Helping Transfer Students Succeed: Tips & Strategies for Academic Librarians

Have you done outreach to your transfer students? If not, then you may want to consider transfer students as another important student group to support. We’ve covered orientations for first-year students and international student events, and in this post, we’ll cover outreach services to transfer students.

Late last fall, a colleague and I attended our school’s transfer student orientations and organized an outreach table to showcase the library’s various resources. We met with new transfer students and answered their questions about the library or campus in general. You are probably wondering how to increase your visibility or services to transfer students. Actually, many librarians may find this challenging because there might not be devoted or consistent services for this group on campus in general. In addition, transfer students come from many different schools, may be commuter students, and have various backgrounds and experiences in using library services, which are other challenges to consider.

One feature is certain: transfer students are often motivated and academically determined. If you have a good rapport with your office of student services/affairs, you may start forming partnerships to support this group as a start.

Consider the following activities to enhance your library services for transfer students:

  • Attend and participate in transfer student orientations (if your school has one), and pitch about library services or set up a table to display library resources. If you can’t pitch or set up, be present and active, and speak to students about library services; if there are no transfer student orientations or events, find out who the staff members are who do meet with new transfer students regularly and have them refer any transfer students’ library-related questions to you directly.  
  • Send personalized and welcome emails to new transfer students in targeted majors from subject librarians to build rapport: you can obtain that information from the transfer office if they can share it (privacy concern is something to consider).
  • Host “open houses” with refreshments in the library for new transfer students to meet with their subject librarians and learn more about the library services in an informal and social setting; you may also consider organizing library tours just for transfer students, too.
  • Send items for newsletters: At my school, the transfer student office sends newsletters to all transfer students, so I’ve created tailored messages and fliers to be included in the newsletters.

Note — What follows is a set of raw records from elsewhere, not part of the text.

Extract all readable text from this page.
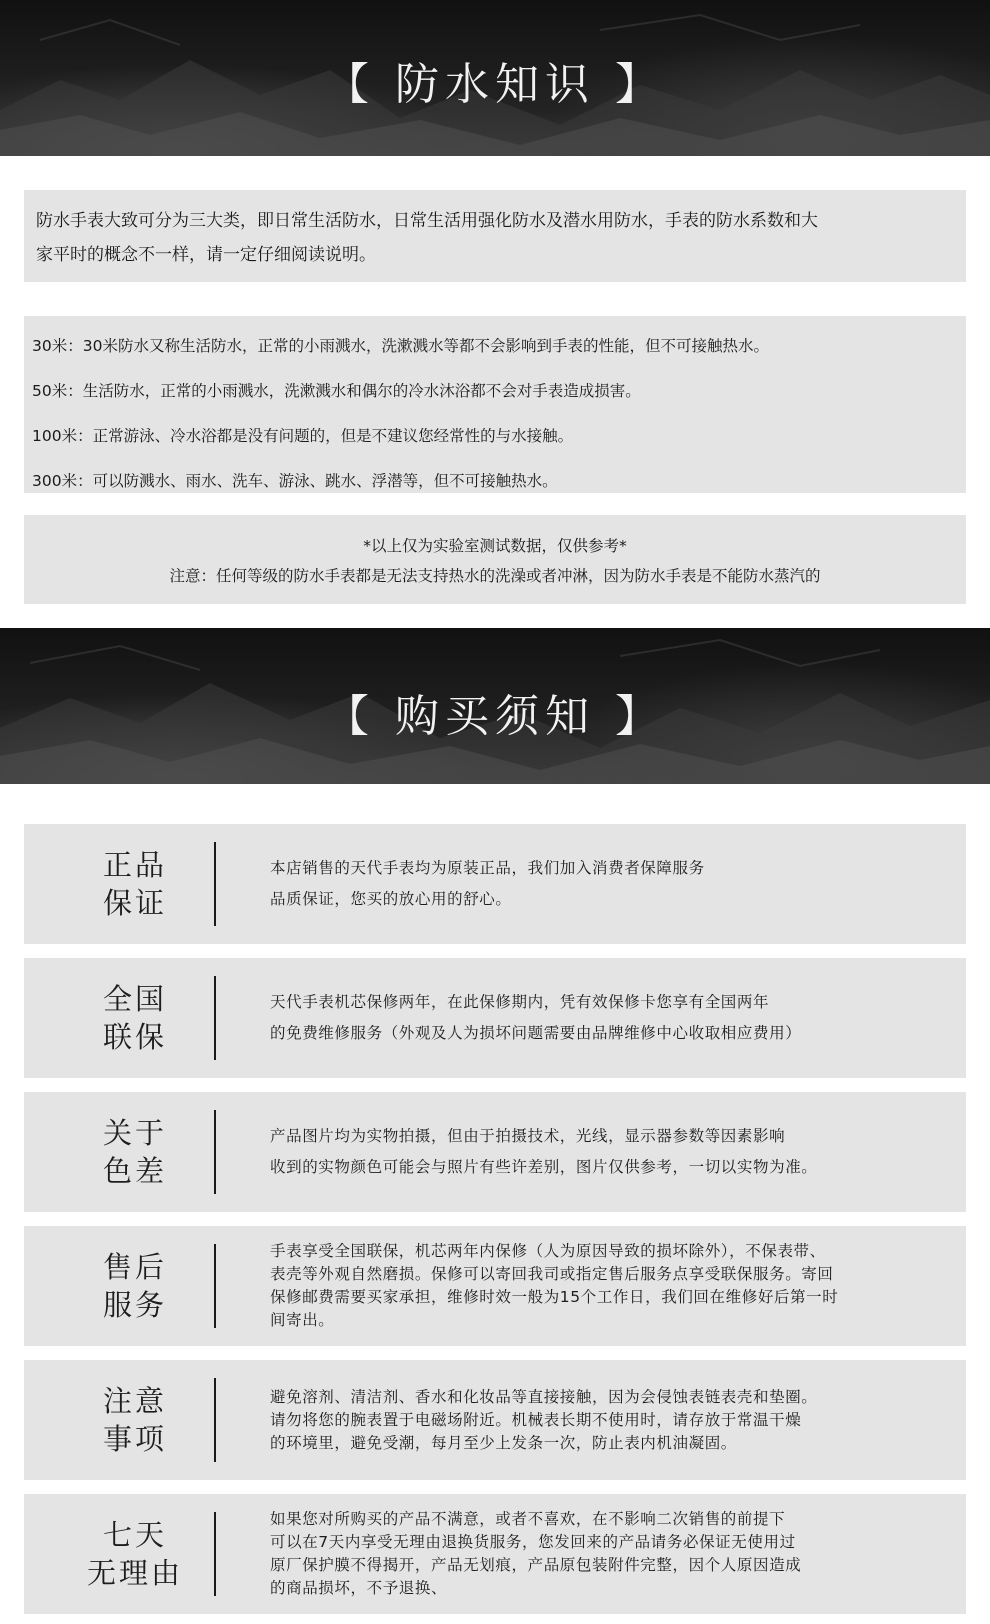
【 防水知识 】
防水手表大致可分为三大类，即日常生活防水，日常生活用强化防水及潜水用防水，手表的防水系数和大
家平时的概念不一样，请一定仔细阅读说明。
30米：30米防水又称生活防水，正常的小雨溅水，洗漱溅水等都不会影响到手表的性能，但不可接触热水。
50米：生活防水，正常的小雨溅水，洗漱溅水和偶尔的冷水沐浴都不会对手表造成损害。
100米：正常游泳、冷水浴都是没有问题的，但是不建议您经常性的与水接触。
300米：可以防溅水、雨水、洗车、游泳、跳水、浮潜等，但不可接触热水。
*以上仅为实验室测试数据，仅供参考*
注意：任何等级的防水手表都是无法支持热水的洗澡或者冲淋，因为防水手表是不能防水蒸汽的
【 购买须知 】
正品
保证
本店销售的天代手表均为原装正品，我们加入消费者保障服务
品质保证，您买的放心用的舒心。
全国
联保
天代手表机芯保修两年，在此保修期内，凭有效保修卡您享有全国两年
的免费维修服务（外观及人为损坏问题需要由品牌维修中心收取相应费用）
关于
色差
产品图片均为实物拍摄，但由于拍摄技术，光线，显示器参数等因素影响
收到的实物颜色可能会与照片有些许差别，图片仅供参考，一切以实物为准。
售后
服务
手表享受全国联保，机芯两年内保修（人为原因导致的损坏除外），不保表带、
表壳等外观自然磨损。保修可以寄回我司或指定售后服务点享受联保服务。寄回
保修邮费需要买家承担，维修时效一般为15个工作日，我们回在维修好后第一时
间寄出。
注意
事项
避免溶剂、清洁剂、香水和化妆品等直接接触，因为会侵蚀表链表壳和垫圈。
请勿将您的腕表置于电磁场附近。机械表长期不使用时，请存放于常温干燥
的环境里，避免受潮，每月至少上发条一次，防止表内机油凝固。
七天
无理由
如果您对所购买的产品不满意，或者不喜欢，在不影响二次销售的前提下
可以在7天内享受无理由退换货服务，您发回来的产品请务必保证无使用过
原厂保护膜不得揭开，产品无划痕，产品原包装附件完整，因个人原因造成
的商品损坏，不予退换、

Check if your student services distribute newsletters or information for transfer students.
  • Identify courses that transfer students usually enroll in, and find ways to create meaningful connections through personal librarian programs or open research workshops (these can also be listed in a newsletter) with these courses.
  • Create a LibGuide or a resource guide for transfer students, and mention the guide during the orientation or add it to the newsletter or personal email message; the LibGuide can contain general information but can also link to other course guides that they are taking or general campus information as well.
  • Partner with local junior or community college libraries to organize workshops about your library’s resources and services for incoming transfer students (during the fall semester) and what they can expect to be similar or different from their current libraries.
  • Research them! Don’t know what your transfer students are like? You can conduct a general survey on new transfer students and find out if they’ve used certain library resources or services, and what they usually “get out” of the library. Once you have the results, you can continue building on these services for them; you can also organize a series of open meetings for transfer students and listen to their thoughts in focus groups during the semester.

Creating personalized services can really make a difference for any student. These ideas and activities may help your library to better support transfer students.